Macedonia marks 114 years since the betrayal and killing of Goce Delcev


Macedonia marks 114 years since the death of Goce Delcev, the main leader of the Macedonian national liberation movement VMRO. Delcev was betrayed in the period ahead of the August 1903 Ilinden Uprising, while he was staying with his personal guard unit in the village of Banica near his native city of Kukush.

After a battle with the Ottoman Turkish forces, Delcev ordered his men out of the village to spare the civilians, and was killed in combat. Born in 1872, he studied in Solun (Thessaloniki) and at the Sofia Military Academy, before becoming a leading organizer of the Internal Macedonian Revolutionary Organization (VMRO). He lobbied tirelessly for domestic and international support to create an independent state on the territory of the Ottoman province of Macedonia, at a time when other provinces of the Empire were also becoming independent or joining the newly established Balkan countries.

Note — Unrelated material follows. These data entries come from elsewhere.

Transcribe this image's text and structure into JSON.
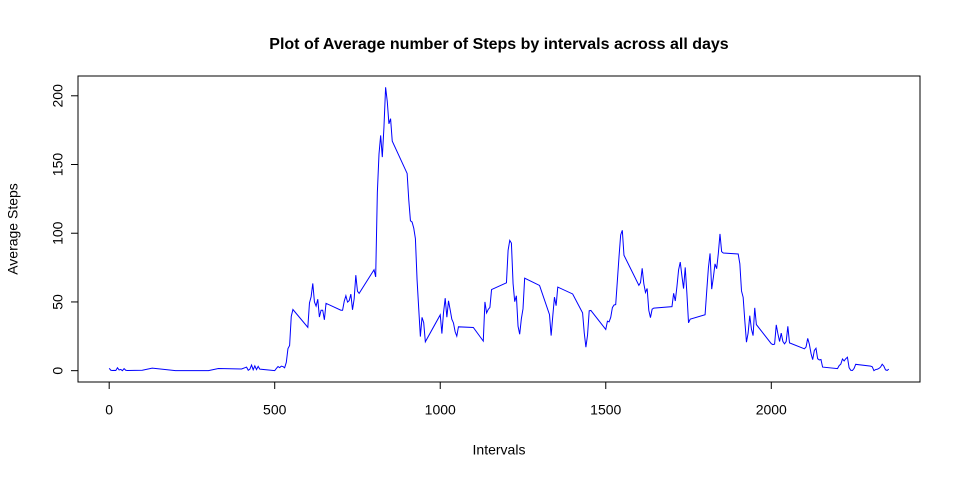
{
  "chart_data": {
    "type": "line",
    "title": "Plot of Average number of Steps by intervals across all days",
    "xlabel": "Intervals",
    "ylabel": "Average Steps",
    "x": [
      0,
      5,
      10,
      15,
      20,
      25,
      30,
      35,
      40,
      45,
      50,
      55,
      100,
      130,
      200,
      230,
      300,
      330,
      400,
      415,
      420,
      425,
      430,
      435,
      440,
      445,
      450,
      455,
      500,
      505,
      510,
      515,
      520,
      525,
      530,
      535,
      540,
      545,
      550,
      555,
      600,
      605,
      610,
      615,
      620,
      625,
      630,
      635,
      640,
      645,
      650,
      655,
      700,
      705,
      710,
      715,
      720,
      725,
      730,
      735,
      740,
      745,
      750,
      755,
      800,
      805,
      810,
      815,
      820,
      825,
      830,
      835,
      840,
      845,
      850,
      855,
      900,
      905,
      910,
      915,
      920,
      925,
      930,
      935,
      940,
      945,
      950,
      955,
      1000,
      1005,
      1010,
      1015,
      1020,
      1025,
      1030,
      1035,
      1040,
      1045,
      1050,
      1055,
      1100,
      1130,
      1135,
      1140,
      1145,
      1150,
      1155,
      1200,
      1205,
      1210,
      1215,
      1220,
      1225,
      1230,
      1235,
      1240,
      1245,
      1250,
      1255,
      1300,
      1330,
      1335,
      1340,
      1345,
      1350,
      1355,
      1400,
      1430,
      1435,
      1440,
      1445,
      1450,
      1455,
      1500,
      1505,
      1510,
      1515,
      1520,
      1525,
      1530,
      1535,
      1540,
      1545,
      1550,
      1555,
      1600,
      1605,
      1610,
      1615,
      1620,
      1625,
      1630,
      1635,
      1640,
      1645,
      1700,
      1705,
      1710,
      1715,
      1720,
      1725,
      1730,
      1735,
      1740,
      1745,
      1750,
      1755,
      1800,
      1805,
      1810,
      1815,
      1820,
      1825,
      1830,
      1835,
      1840,
      1845,
      1850,
      1855,
      1900,
      1905,
      1910,
      1915,
      1920,
      1925,
      1930,
      1935,
      1940,
      1945,
      1950,
      1955,
      2000,
      2005,
      2010,
      2015,
      2020,
      2025,
      2030,
      2035,
      2040,
      2045,
      2050,
      2055,
      2100,
      2105,
      2110,
      2115,
      2120,
      2125,
      2130,
      2135,
      2140,
      2145,
      2150,
      2155,
      2200,
      2205,
      2210,
      2215,
      2220,
      2225,
      2230,
      2235,
      2240,
      2245,
      2250,
      2255,
      2300,
      2305,
      2310,
      2315,
      2320,
      2325,
      2330,
      2335,
      2340,
      2345,
      2350,
      2355
    ],
    "series": [
      {
        "name": "Average Steps",
        "color": "#0000ff",
        "values": [
          1.7,
          0.3,
          0.1,
          0.2,
          0.1,
          2.1,
          0.5,
          0.9,
          0,
          1.5,
          0.3,
          0.1,
          0.3,
          1.8,
          0,
          0,
          0,
          1.6,
          1.2,
          2.6,
          0.3,
          1.1,
          4.1,
          0.7,
          3.5,
          0.8,
          3.1,
          1.1,
          0,
          1.6,
          3,
          2.2,
          3.3,
          3,
          2.1,
          6,
          16,
          18.3,
          39.5,
          44.5,
          31.5,
          49.3,
          53.8,
          63.5,
          50,
          47,
          52,
          39,
          44,
          44,
          37,
          49,
          44,
          44,
          50.5,
          54.5,
          49.9,
          51,
          55.7,
          44.3,
          52.3,
          69.5,
          57.8,
          56.2,
          73.4,
          68.2,
          129.4,
          157.5,
          171.2,
          155.4,
          177.3,
          206.2,
          195.9,
          179.6,
          183.4,
          167,
          143.5,
          124,
          109.1,
          108.1,
          103.7,
          96,
          66.2,
          45.2,
          24.8,
          38.8,
          35,
          21,
          40.6,
          27,
          42.4,
          52.7,
          38.9,
          50.8,
          44.3,
          37.4,
          34.7,
          28.3,
          25.1,
          31.9,
          31.4,
          21.5,
          50,
          42,
          44.6,
          46,
          59,
          63.9,
          87.6,
          94.8,
          92.8,
          63.4,
          50.2,
          54.5,
          32.4,
          26.5,
          37.7,
          45,
          67.3,
          62,
          40.8,
          25.5,
          39.9,
          53.5,
          47.3,
          60.8,
          55.8,
          42,
          27.5,
          17.1,
          26.1,
          43.6,
          43.8,
          30,
          36,
          35.5,
          38.8,
          45.9,
          47.8,
          48.1,
          65.3,
          82.9,
          98.7,
          102.1,
          84,
          62.1,
          64.1,
          74.5,
          63.2,
          56.9,
          59.8,
          43.9,
          38.6,
          44.7,
          45.5,
          46.6,
          56.3,
          50.7,
          61.2,
          73.4,
          79,
          68.9,
          59.7,
          75.1,
          56.5,
          34.8,
          37.5,
          40.7,
          58,
          74.7,
          85.3,
          59.3,
          67.8,
          77.7,
          74.2,
          85.3,
          99.5,
          86.6,
          85.6,
          84.9,
          77.8,
          58,
          53.4,
          36.3,
          20.7,
          27.4,
          40,
          30.2,
          25.5,
          45.7,
          33.5,
          19.6,
          19,
          19.3,
          33.3,
          26.8,
          21.2,
          27.3,
          21.3,
          19.5,
          21.3,
          32.3,
          20.2,
          15.9,
          17.2,
          23.5,
          19.2,
          12.5,
          8,
          14.7,
          16.3,
          8.7,
          7.8,
          8.1,
          2.6,
          1.5,
          3.7,
          4.8,
          8.5,
          7.1,
          8.7,
          9.8,
          2.2,
          0.3,
          0.1,
          1.6,
          4.6,
          3.3,
          2.8,
          0,
          0.8,
          1,
          1.6,
          2.6,
          4.7,
          3.3,
          0.6,
          0.2,
          1.1
        ]
      }
    ],
    "xlim": [
      -94.2,
      2449.2
    ],
    "xticks": [
      0,
      500,
      1000,
      1500,
      2000
    ],
    "ylim": [
      -8.25,
      214.4
    ],
    "yticks": [
      0,
      50,
      100,
      150,
      200
    ]
  }
}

It is believed that arguments over the decision whether to start a large uprising to liberate Macedonia from the Ottoman Empire were the main reason for his betrayal and killing. The debate was on whether resistance should be held through more intense guerrilla actions, an option Delcev favored, or by taking over a piece of territory and challenging the Ottomans for a set piece battle. Months after his death the Ilinden Uprising led to the declaration a the short lived Krusevo Republic.

Government officials will visit his grave at the St. Spas church in Skopje where his mortal remains were interred in 1946, given to Macedonia by the Government of Bulgaria, where they were kept.